Breathing life into the local – Day-Today, Wallyford

The Day-Today that opened recently at Wallyford in East Lothian. The store occupies a site in the town once taken by a pub.
The Day-Today that opened recently at Wallyford in East Lothian. The store occupies a site in the town once taken by a pub.

On the site of a closed and shuttered pub a state-of-the-art Day-Today store is ready to serve the community of Wallyford.

AS we have reported in recent issues, there’s a growing trend to convert former pubs into c-stores. The reasons are interesting. First, there are many pubs struggling, often for the same reasons that some c-stores have been doing well – money’s tight, and consumers are increasingly spending leisure and entertainment time and money on home-based activities. And there are other factors. Failed pubs are often on good sites with scope for a decently sized shop trading area, storage space and parking. The closed pubs are also often at the heart of communities. And they have a licence in place so, although there are still hoops to go through, they shouldn’t cause too many problems in terms of local licensing board over-provision policies.
One of Scotland’s latest pub-to-shop projects began trading at the end of May after shopfitting specialist Vertex transformed a closed bar in the East Lothian town of Wallyford for its client Mohammed Aslam, under the fascia of the Day-Today symbol group of United Wholesale (Scotland).
The new Day-Today fits the model of the pub-to-shop development very closely. It is a good site in a good location but, as Vertex’s Alex Dalglish explained to Scottish Grocer, there was some considerable work to be carried out.


“The pub hadn’t been trading and the building was in some disrepair so there was a fair amount of building work required to get the building to a shell,” he said.
Part of the roof had to be cut back and part of the building, at the front, was then demolished before the new shopfront was built out.
The raised entrance meant stairs and a ramp meeting the requirements of the Disability Discrimination Act were also built. With an automatic door installed the new Day-Today presents a very clean-lined, modern image to the community.
Once the shell was ready the basic layout of the store, which has around 2,500 sq ft of trading space plus office, staff room and storage, could be worked up, discussed, agreed and implemented.
Day-Today’s black fascia is intended for premium stores – which are often large, with a wide range of goods, a good fresh produce offer, an emphasis on chilled presentation and high-quality interior finishes. And the store developed by Mr Aslam at Wallyford fits that model exactly.
Alex Dalglish explained: “The store is heavy on chilled and fresh. It has a a nice produce section at the end of the chilled-food run. There’s also 6.25m of chill for beers and wines.”
All the chilled equipment is EC approved and the chillers feature remote compressors. However, given that the store does have a significant amount of space it was decided to use integral chest freezers that sit out in front of the chilled food, milk and fresh produce bays. Alex thinks that works well and is especially effective visually.

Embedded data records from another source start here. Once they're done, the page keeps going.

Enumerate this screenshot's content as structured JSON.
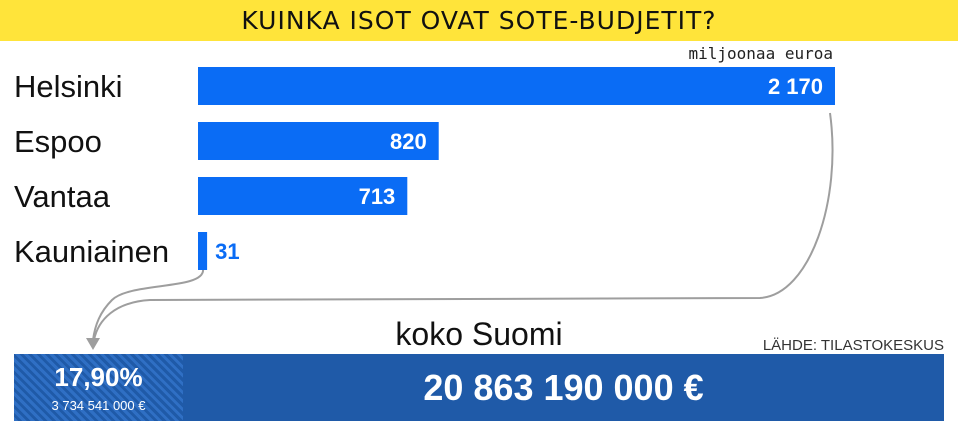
{
  "title": "KUINKA ISOT OVAT SOTE-BUDJETIT?",
  "unit": "miljoonaa euroa",
  "source": "LÄHDE: TILASTOKESKUS",
  "colors": {
    "title_background": "#ffe43a",
    "bar": "#0a6cf5",
    "total_background": "#1f5aa8",
    "connector": "#9e9e9e"
  },
  "total": {
    "caption": "koko Suomi",
    "amount": "20 863 190 000 €",
    "share_percent": "17,90%",
    "share_amount": "3 734 541 000 €"
  },
  "chart_data": {
    "type": "bar",
    "orientation": "horizontal",
    "categories": [
      "Helsinki",
      "Espoo",
      "Vantaa",
      "Kauniainen"
    ],
    "values": [
      2170,
      820,
      713,
      31
    ],
    "value_labels": [
      "2 170",
      "820",
      "713",
      "31"
    ],
    "xlim": [
      0,
      2170
    ],
    "grid": false,
    "legend": "none"
  }
}
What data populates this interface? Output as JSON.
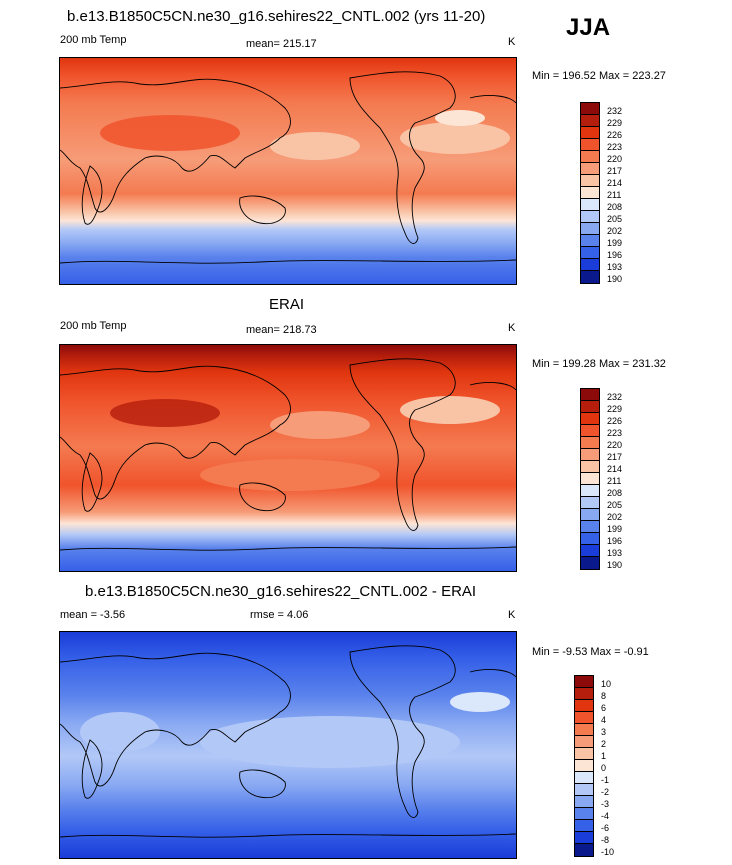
{
  "season_label": "JJA",
  "panels": [
    {
      "title": "b.e13.B1850C5CN.ne30_g16.sehires22_CNTL.002 (yrs 11-20)",
      "left_label": "200 mb Temp",
      "center_label": "mean= 215.17",
      "units": "K",
      "minmax": "Min = 196.52 Max = 223.27",
      "colorbar_labels": [
        "232",
        "229",
        "226",
        "223",
        "220",
        "217",
        "214",
        "211",
        "208",
        "205",
        "202",
        "199",
        "196",
        "193",
        "190"
      ],
      "colorbar_colors": [
        "#8c0a0a",
        "#b51e0c",
        "#e0350f",
        "#f0542c",
        "#f47a50",
        "#f69c78",
        "#f9c3a6",
        "#fde5d6",
        "#dbe7fb",
        "#b2c8f7",
        "#88a8f2",
        "#5a82ec",
        "#3560e8",
        "#1a3cd8",
        "#0a1a8c"
      ]
    },
    {
      "title": "ERAI",
      "left_label": "200 mb Temp",
      "center_label": "mean= 218.73",
      "units": "K",
      "minmax": "Min = 199.28 Max = 231.32",
      "colorbar_labels": [
        "232",
        "229",
        "226",
        "223",
        "220",
        "217",
        "214",
        "211",
        "208",
        "205",
        "202",
        "199",
        "196",
        "193",
        "190"
      ],
      "colorbar_colors": [
        "#8c0a0a",
        "#b51e0c",
        "#e0350f",
        "#f0542c",
        "#f47a50",
        "#f69c78",
        "#f9c3a6",
        "#fde5d6",
        "#dbe7fb",
        "#b2c8f7",
        "#88a8f2",
        "#5a82ec",
        "#3560e8",
        "#1a3cd8",
        "#0a1a8c"
      ]
    },
    {
      "title": "b.e13.B1850C5CN.ne30_g16.sehires22_CNTL.002 - ERAI",
      "left_label": "mean =  -3.56",
      "center_label": "rmse =   4.06",
      "units": "K",
      "minmax": "Min =  -9.53 Max =  -0.91",
      "colorbar_labels": [
        "10",
        "8",
        "6",
        "4",
        "3",
        "2",
        "1",
        "0",
        "-1",
        "-2",
        "-3",
        "-4",
        "-6",
        "-8",
        "-10"
      ],
      "colorbar_colors": [
        "#8c0a0a",
        "#b51e0c",
        "#e0350f",
        "#f0542c",
        "#f47a50",
        "#f69c78",
        "#f9c3a6",
        "#fde5d6",
        "#dbe7fb",
        "#b2c8f7",
        "#88a8f2",
        "#5a82ec",
        "#3560e8",
        "#1a3cd8",
        "#0a1a8c"
      ]
    }
  ]
}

The standard of finish is high. Units include bespoke, specially coloured shelving –including walnut shelves in the off-licence area. The drinks section is given its own identity in a number of other ways too. The plasterboard raft above the shelving units is different at the off-licence section and in the ambient wine area Vertex installed red backlit panels to help the shelves stand out a little.
At the till points there’s a solid-surface top – a premium fixture that provides a very smooth and durable finish.
Though the shop has still to hold its official opening it has now been trading for some weeks. Interior signage makes it clear that the store intends to provide a real local service. And when it opened for business in late May several hundred local residents quickly made their way through the doors of what once had been a closed and shuttered pub.
“I think the client is happy, which makes us happy,” said Alex Dalglish.
“But the transformation is remarkable and I think the local community is impressed, too.”